WHAT THE CRITICS SAY:
Publishers Weekly: Vachss's latest, set in 1959, leaves recurring character Burke behind to explore the teeming, clannish, race-driven underside of American politics. The Southern town of Locke City, at the mountainous foot of the rust belt, has become the vice-driven fief of one Royal Beaumont, a wheelchair-bound "hillbilly" who indulges in casual incest and rules the town by force. When the New York Mafia tries to cut in on the action, Beaumont fights back, determined to protect his stake -- and the town's racial composition, especially with a stealthy local black militant cell gaining in strength. Michael Shalare's Irish mob arrives and proposes a truce on the grounds that once "our man" Kennedy gets in, the Italians will be "told" to leave, and racial as well as monetary order will be preserved. The book is broken by episodic bursts of dialogue with time-stamp headings ("1959 October 04 Sunday 20:46")... The pace is good and the plot is riveting.

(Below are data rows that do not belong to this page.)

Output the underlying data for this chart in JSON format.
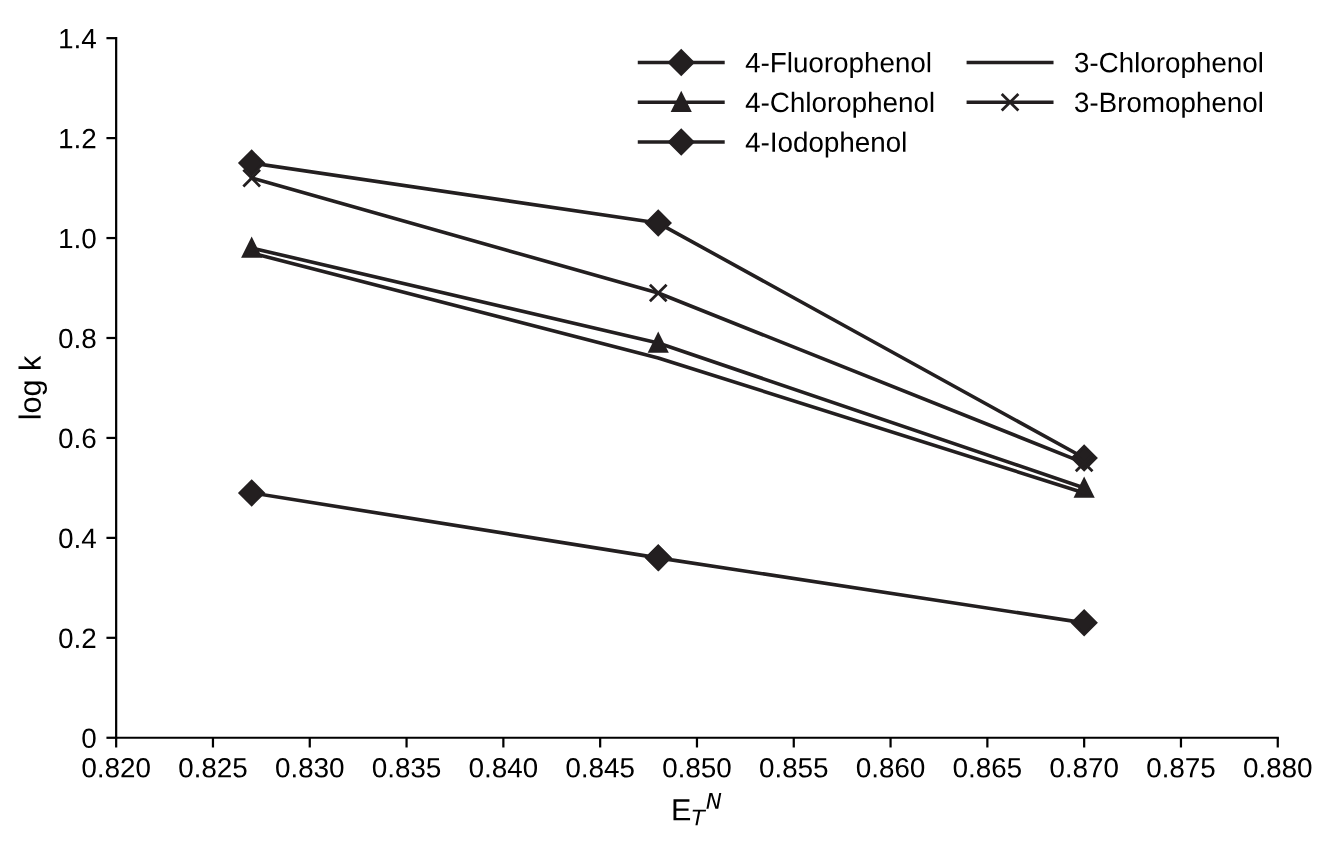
{
  "chart_data": {
    "type": "line",
    "xlabel": "E$_{T}$$^{N}$",
    "ylabel": "log k",
    "x": [
      0.827,
      0.848,
      0.87
    ],
    "series": [
      {
        "name": "4-Fluorophenol",
        "color": "#231f20",
        "marker": "diamond",
        "values": [
          0.49,
          0.36,
          0.23
        ]
      },
      {
        "name": "3-Chlorophenol",
        "color": "#231f20",
        "marker": "none",
        "values": [
          0.97,
          0.76,
          0.49
        ]
      },
      {
        "name": "4-Chlorophenol",
        "color": "#231f20",
        "marker": "triangle",
        "values": [
          0.98,
          0.79,
          0.5
        ]
      },
      {
        "name": "3-Bromophenol",
        "color": "#231f20",
        "marker": "cross",
        "values": [
          1.12,
          0.89,
          0.55
        ]
      },
      {
        "name": "4-Iodophenol",
        "color": "#231f20",
        "marker": "diamond",
        "values": [
          1.15,
          1.03,
          0.56
        ]
      }
    ],
    "xlim": [
      0.82,
      0.88
    ],
    "xticks": [
      {
        "value": 0.82,
        "label": "0.820"
      },
      {
        "value": 0.825,
        "label": "0.825"
      },
      {
        "value": 0.83,
        "label": "0.830"
      },
      {
        "value": 0.835,
        "label": "0.835"
      },
      {
        "value": 0.84,
        "label": "0.840"
      },
      {
        "value": 0.845,
        "label": "0.845"
      },
      {
        "value": 0.85,
        "label": "0.850"
      },
      {
        "value": 0.855,
        "label": "0.855"
      },
      {
        "value": 0.86,
        "label": "0.860"
      },
      {
        "value": 0.865,
        "label": "0.865"
      },
      {
        "value": 0.87,
        "label": "0.870"
      },
      {
        "value": 0.875,
        "label": "0.875"
      },
      {
        "value": 0.88,
        "label": "0.880"
      }
    ],
    "ylim": [
      0,
      1.4
    ],
    "yticks": [
      0,
      0.2,
      0.4,
      0.6,
      0.8,
      {
        "value": 1.0,
        "label": "1.0"
      },
      1.2,
      1.4
    ],
    "grid": false,
    "legend": "top right"
  }
}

Kirkus Reviews: There's plot and counterplot as hard guys maneuver for position and form unlikely alliances.... Dark, violent, blood-drenched, page-turning.
ABOUT THE AUTHOR:
Andrew Vachss is the author of many novels and of two collections of short stories. He has written for Parade, Antaeus, Esquire, Playboy, and The New York Times, among other publications. He divides his time between New York City and the Pacific Northwest.
A CONVERSATION WITH THE AUTHOR: "The first question everybody is going to ask about the new book is, 'Where is Burke and why is Burke not in Two Trains Running'?"
"I don't know how to respond to that question," Mr. Vachss said. "I don't have an obligation to produce Burke novels on any regular basis. There are other things that I want to do, and Burke isn't a suitable vehicle to do them. It's not any more complicated than that. In order to accomplish what I wanted to accomplish with this book, a Burke book isn't the right tool for the job. There will be more Burke books. It isn't as if I had to choose between the two. I've actually been working on this book for years and years and years, right through the Burke books."
Two Trains Running begins on September 28, 1959, at 9:22 in the evening and ends on October 12, 1959, at 9:22 in the evening."
"It's literally 14 days."
"How did you happen to set the book in this way?"
"The only way to do what I wanted to do was to be a journalist, so that I'm giving you surveillance logs." Mr. Vachss, who has written elsewhere that he has "always regarded [him]self more as a journalist than a novelist," explained that these "logs" allowed him to compress the ongoing action, or acts, leaving "no rest" between one act and the next. "You don't have that leaden exposition; it's all happening at the same time, so that if you go from one set of characters speaking to another set of characters speaking, the time lapse between them is where the third set of characters could be speaking. So you get the sense that it's all happening at the same time. Without that I think it wouldn't have worked. Because you would have had to fill in too many gaps."
"You would have had to write too many green trees and too many long and winding roads."
"I also would have had to account for time, because there were so many things set in motion, that if you let two or three months go by, you'd have to resolve all those things. There are many, many, many things intentionally not resolved in this book. You're supposed to be left with the sense of on-rushing events."
"This book takes a good reader. The more experienced a reader you are, the better this book 'reads' for you."